Evenals in het Weserbergland, zagen we hier vele met houtsnijwerk versierde vakwerkhuizen, maar dan veel minder uitbundig van vorm en kleur. Tegenover de ingang van het kerkje bewonderden we de oude scheve gevel van de Ratsapotheke. In de Ratswaage (1550) werden niet alleen de handelswaren gewogen en gemeten, maar het diende o.a. ook als "huwelijkshuis" en postkoetshuis. Het masker in de top van de gevel moest het huis tegen ongeluk beschermen.
Het is allicht aan de bosrijke omgeving te danken dat er veel hout in de huizen verwerkt is. In zachte pasteltinten of vrolijke kleuren geeft dat een vriendelijke uitstraling. Opvallend vonden we het gebruik van dakpannen, niet alleen als dakbedekking, maar ook als gevelbekleding. Leisteen wordt daarvoor ook wel gebruikt. Het is niet alles rozegeur en maneschijn. Hier en daar zien we verval en leegstaande panden. Een oudere stadsbewoner vertelt dat het vertrek van de garnizoenen, die hier in de omgeving gelegerd waren, na de eenwording de welstand van de stad achteruit is gegaan door de terugloop in de bestedingen in horeca en middenstand.
In de Aegidienstrasse woonden vroeger verschillende Joodse families.

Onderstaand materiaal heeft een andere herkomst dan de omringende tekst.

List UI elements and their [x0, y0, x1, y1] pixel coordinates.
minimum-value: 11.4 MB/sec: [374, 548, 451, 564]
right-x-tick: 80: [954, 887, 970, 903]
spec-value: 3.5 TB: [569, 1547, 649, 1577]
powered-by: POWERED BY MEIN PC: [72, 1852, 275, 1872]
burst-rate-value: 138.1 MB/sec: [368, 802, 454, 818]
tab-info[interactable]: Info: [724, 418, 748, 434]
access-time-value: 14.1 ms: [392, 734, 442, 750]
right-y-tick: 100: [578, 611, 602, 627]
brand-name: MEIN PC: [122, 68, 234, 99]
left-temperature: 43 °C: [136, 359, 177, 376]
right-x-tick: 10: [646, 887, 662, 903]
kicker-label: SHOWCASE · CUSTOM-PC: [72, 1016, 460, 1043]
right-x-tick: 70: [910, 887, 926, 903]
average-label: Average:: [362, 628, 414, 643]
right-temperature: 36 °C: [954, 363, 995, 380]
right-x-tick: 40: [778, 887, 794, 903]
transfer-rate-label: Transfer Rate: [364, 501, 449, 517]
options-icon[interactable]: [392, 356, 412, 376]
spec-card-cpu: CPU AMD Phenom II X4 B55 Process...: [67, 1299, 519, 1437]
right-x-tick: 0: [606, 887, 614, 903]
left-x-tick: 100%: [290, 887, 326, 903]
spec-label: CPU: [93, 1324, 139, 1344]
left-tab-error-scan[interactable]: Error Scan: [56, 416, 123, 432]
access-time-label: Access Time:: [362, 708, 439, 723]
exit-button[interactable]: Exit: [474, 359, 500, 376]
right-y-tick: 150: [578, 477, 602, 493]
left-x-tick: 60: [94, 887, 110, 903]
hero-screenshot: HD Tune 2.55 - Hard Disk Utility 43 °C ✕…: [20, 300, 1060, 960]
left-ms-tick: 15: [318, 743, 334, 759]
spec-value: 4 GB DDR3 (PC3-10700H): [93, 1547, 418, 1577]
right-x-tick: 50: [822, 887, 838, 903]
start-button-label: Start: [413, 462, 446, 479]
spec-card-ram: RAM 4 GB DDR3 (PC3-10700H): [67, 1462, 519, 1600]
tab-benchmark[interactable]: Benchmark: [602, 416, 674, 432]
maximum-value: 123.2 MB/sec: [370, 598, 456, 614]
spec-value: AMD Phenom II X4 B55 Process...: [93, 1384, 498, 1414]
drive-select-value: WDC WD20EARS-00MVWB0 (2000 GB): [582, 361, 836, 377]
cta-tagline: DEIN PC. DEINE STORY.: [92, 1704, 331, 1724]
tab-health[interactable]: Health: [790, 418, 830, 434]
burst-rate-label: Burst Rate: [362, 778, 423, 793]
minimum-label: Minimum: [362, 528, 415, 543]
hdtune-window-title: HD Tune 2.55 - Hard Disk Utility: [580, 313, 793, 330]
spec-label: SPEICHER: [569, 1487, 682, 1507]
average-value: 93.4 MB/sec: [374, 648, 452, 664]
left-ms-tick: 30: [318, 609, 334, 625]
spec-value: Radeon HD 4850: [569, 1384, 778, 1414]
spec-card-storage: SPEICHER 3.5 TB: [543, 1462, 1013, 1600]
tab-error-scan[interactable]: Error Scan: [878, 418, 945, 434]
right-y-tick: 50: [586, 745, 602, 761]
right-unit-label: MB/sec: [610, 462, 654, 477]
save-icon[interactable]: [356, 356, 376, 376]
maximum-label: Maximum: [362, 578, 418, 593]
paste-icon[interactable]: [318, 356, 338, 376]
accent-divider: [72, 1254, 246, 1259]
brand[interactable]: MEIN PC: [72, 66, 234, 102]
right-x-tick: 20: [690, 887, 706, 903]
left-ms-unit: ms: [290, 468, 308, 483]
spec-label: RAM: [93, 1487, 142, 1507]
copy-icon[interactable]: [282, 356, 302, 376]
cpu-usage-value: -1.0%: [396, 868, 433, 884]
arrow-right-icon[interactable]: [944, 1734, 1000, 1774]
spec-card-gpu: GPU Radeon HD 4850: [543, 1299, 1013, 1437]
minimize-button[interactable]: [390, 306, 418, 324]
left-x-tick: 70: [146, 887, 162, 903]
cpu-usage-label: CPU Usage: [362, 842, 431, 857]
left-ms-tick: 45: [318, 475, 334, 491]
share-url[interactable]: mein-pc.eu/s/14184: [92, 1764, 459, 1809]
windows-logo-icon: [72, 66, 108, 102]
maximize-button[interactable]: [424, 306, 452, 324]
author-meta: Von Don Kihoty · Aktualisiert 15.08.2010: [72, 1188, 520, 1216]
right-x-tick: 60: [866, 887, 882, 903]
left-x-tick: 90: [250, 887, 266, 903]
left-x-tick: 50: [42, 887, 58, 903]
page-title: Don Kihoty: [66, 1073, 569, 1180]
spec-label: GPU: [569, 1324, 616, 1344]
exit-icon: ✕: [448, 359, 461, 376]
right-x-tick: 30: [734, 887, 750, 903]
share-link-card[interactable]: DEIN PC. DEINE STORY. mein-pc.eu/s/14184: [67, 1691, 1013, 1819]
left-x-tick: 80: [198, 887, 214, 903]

Een informatiepaneel vertelt van de geschiedenis van de Joden in Osterode door de eeuwen heen. In de tijd voor WOII hebben verschillende (leden van) joodse families Duitsland kunnen ontvluchten, maar allen die niet konden wegkomen zijn afgevoerd en omgebracht in vernietigingskampen. Alle namen staan vermeld en elders in de stad is een gedenkteken.
Het rond 1600 gebouwde Kommandantenhaus bood van 1619 tot 1690 onderdak aan de Latijnse school. Later werd het woonhuis van de stadscommandant die het gezag voerde over de hier gelegerde compagnieën in de 17e en 18e eeuw.
Wanneer je voorbij de oude stadsmuur de winkelstraat uitloopt en de Dörgestrasse oversteekt, kom je in de wijk Marienvorstadt. Vroeger was dat een zelfstandig dorp Mariendorf, later werd het een stadsdeel van Osterode. Stadsbranden waren blijkbaar geen uitzondering, want het was een brand in 1895 die hier oude bouwwerken verwoestte. Het begin van de Marienvorstrasse ziet er dan ook wat moderner uit dan de iets verder gelegen vakwerkhuisjes. De eenvoudige huisjes missen de allure van de statige gebouwen aan de Kornmarkt. Hier woonden met name de looiers en wevers.
Op een heuveltje in een parkje omgeven door een stenen muurtje, staat heel stil het Mariakerkje. Deze Marienkirche wordt al in documenten van 1233 genoemd. Halverwege de 16e eeuw, na de reformatie, raakte de kerk vervallen. In 1659 nam de stadsraad de kerk over en liet deze herbouwen. In de 19e eeuw en in 1901-1902 hebben er wel ingrijpende restauraties plaatsgevonden, maar het oorspronkelijke karakter van dorpskerk is bewaard gebleven. In de vakwerkbouw boven het altaar bevindt zich de klokkenkamer. Het altaar met houtsnijwerk in de kerk dateert uit 1517.